Connect the monitor to the video card *OR* the onboard video connector, whichever is applicable. If you have onboard video, use the onboard video rather than a video card.

*DO NOT* connect *ANYTHING* else.

* PLUG IN THE POWER SUPPLY*

*POWER ON THE POWER SUPPLY.*

At this point the power *supply should not turn on*. If the power supply comes on, *STOP*, there is a problem with either the power supply or the mainboard.

If the power supply *does not turn on* (which is correct), Use a flat bladed screwdriver to *momentarily* short the power switch connector on the motherboard header. If everything is OK when you short the power switch on the motherboard header the machine should POST.

Attached is a photo of a standard 20 pin ATX power supply mainboard connector.


----------



## win2kpro (Jul 19, 2005)

A couple of questions.

What is the EXACT make and model of your power supply?
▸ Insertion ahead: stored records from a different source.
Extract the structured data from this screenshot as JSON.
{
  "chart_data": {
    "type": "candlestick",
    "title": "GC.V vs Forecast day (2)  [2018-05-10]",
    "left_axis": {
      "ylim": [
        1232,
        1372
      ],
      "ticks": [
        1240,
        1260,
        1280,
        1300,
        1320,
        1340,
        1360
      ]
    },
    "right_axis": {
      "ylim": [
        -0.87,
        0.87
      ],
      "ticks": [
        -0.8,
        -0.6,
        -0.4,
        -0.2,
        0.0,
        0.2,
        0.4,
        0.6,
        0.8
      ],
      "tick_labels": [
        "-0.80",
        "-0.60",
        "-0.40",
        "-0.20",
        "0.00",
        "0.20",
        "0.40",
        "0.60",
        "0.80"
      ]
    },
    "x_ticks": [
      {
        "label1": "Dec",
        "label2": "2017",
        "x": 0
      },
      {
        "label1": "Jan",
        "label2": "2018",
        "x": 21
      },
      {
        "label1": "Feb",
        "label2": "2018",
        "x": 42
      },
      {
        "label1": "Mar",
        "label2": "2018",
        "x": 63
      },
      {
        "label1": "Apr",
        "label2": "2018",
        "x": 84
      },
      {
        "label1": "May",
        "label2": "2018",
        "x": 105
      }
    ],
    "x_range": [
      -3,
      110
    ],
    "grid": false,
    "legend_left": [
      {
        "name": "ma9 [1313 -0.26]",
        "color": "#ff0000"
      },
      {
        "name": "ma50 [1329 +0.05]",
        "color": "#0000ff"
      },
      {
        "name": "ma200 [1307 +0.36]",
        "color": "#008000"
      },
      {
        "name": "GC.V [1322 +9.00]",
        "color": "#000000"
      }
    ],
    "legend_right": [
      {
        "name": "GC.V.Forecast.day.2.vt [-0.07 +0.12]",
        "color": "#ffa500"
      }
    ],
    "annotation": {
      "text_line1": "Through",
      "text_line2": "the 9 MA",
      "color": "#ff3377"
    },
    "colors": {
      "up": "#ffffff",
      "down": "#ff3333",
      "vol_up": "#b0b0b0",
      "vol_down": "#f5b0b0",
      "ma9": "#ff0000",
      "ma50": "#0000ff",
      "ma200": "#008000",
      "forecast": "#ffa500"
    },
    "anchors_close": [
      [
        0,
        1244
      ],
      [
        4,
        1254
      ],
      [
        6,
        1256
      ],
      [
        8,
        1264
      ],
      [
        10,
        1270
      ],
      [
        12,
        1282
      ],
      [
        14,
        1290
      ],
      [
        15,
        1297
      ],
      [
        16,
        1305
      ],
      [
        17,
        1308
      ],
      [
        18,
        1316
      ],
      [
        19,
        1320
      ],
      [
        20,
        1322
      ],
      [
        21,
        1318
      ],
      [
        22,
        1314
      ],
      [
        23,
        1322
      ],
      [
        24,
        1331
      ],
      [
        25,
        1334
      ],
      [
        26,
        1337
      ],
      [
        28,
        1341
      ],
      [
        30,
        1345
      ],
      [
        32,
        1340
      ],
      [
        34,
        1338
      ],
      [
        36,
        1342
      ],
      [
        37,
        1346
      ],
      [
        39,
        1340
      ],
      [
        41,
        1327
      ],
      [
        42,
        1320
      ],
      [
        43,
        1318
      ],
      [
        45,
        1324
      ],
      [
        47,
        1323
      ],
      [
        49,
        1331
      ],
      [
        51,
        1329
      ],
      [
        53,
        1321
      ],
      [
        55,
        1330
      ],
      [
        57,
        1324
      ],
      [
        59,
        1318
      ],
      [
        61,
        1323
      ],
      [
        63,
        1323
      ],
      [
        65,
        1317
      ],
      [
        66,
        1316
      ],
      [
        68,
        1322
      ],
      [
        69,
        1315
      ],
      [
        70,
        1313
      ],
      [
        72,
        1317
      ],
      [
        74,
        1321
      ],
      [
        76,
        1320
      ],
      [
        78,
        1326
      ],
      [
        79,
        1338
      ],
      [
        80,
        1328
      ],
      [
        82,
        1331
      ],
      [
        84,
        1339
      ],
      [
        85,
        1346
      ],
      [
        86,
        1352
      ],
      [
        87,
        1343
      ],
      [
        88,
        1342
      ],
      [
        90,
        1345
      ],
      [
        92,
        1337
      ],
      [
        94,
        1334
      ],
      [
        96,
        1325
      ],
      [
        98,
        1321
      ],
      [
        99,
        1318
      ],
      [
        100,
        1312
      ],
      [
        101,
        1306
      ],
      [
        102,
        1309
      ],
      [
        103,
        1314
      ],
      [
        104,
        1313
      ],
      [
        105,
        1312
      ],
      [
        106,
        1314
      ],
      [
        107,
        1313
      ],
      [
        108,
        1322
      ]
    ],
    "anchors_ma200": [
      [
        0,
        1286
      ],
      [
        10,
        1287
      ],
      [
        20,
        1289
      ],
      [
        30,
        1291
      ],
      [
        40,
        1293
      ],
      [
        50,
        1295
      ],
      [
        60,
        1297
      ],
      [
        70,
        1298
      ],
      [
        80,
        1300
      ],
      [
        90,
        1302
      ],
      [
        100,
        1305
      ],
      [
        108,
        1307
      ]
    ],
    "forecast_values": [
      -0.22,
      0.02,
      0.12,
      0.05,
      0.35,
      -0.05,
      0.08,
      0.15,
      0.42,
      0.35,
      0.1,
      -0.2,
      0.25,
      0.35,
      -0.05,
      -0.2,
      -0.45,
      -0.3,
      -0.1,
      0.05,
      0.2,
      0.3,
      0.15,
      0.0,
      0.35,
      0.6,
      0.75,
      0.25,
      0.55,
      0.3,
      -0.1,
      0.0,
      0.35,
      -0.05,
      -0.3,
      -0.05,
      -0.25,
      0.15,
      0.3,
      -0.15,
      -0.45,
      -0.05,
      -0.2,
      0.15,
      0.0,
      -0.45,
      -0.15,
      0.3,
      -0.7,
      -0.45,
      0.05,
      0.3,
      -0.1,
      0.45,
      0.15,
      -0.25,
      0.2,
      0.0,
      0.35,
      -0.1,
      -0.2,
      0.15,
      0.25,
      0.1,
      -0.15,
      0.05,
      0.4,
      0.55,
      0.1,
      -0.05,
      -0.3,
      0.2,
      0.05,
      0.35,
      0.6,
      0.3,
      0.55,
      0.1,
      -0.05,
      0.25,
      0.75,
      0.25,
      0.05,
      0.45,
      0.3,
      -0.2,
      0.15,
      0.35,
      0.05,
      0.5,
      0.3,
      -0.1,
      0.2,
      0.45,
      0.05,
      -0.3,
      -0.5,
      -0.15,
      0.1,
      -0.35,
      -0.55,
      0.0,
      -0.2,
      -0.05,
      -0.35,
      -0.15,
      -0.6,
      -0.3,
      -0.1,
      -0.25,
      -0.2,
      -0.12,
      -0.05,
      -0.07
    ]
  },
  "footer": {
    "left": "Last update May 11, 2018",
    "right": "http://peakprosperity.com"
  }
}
When you installed the mainboard in the case, did you install it on the standoffs (risers) to keep the maiboard from contacting the bottom of the case? If so, did you make sure there were no extra standoffs (risers) left attached to the case?


----------



## hughie (Dec 27, 2003)

Dear Win2kpro

Thanks for the detailed rundown, I will try your suggestions out later in the week. I installed the mobo on brass risers, BUT I think I screwed the mobo down on 1 built in riser on the metal computer case now after reading you article this maybe causing a short. 
The power supply is an codegen 400w.


----------



## hughie (Dec 27, 2003)

Dear All
I followed the advice given and I did an out of case build it seems the mobo's at fault is there any way round this problem? Or do I have to scrap the board?

Many thanks Hughie


----------



## win2kpro (Jul 19, 2005)

I would return the board to my place of purchase and get a replacement board. If you purchased the board new it should have some warranty either from the seller or from Asus.


----------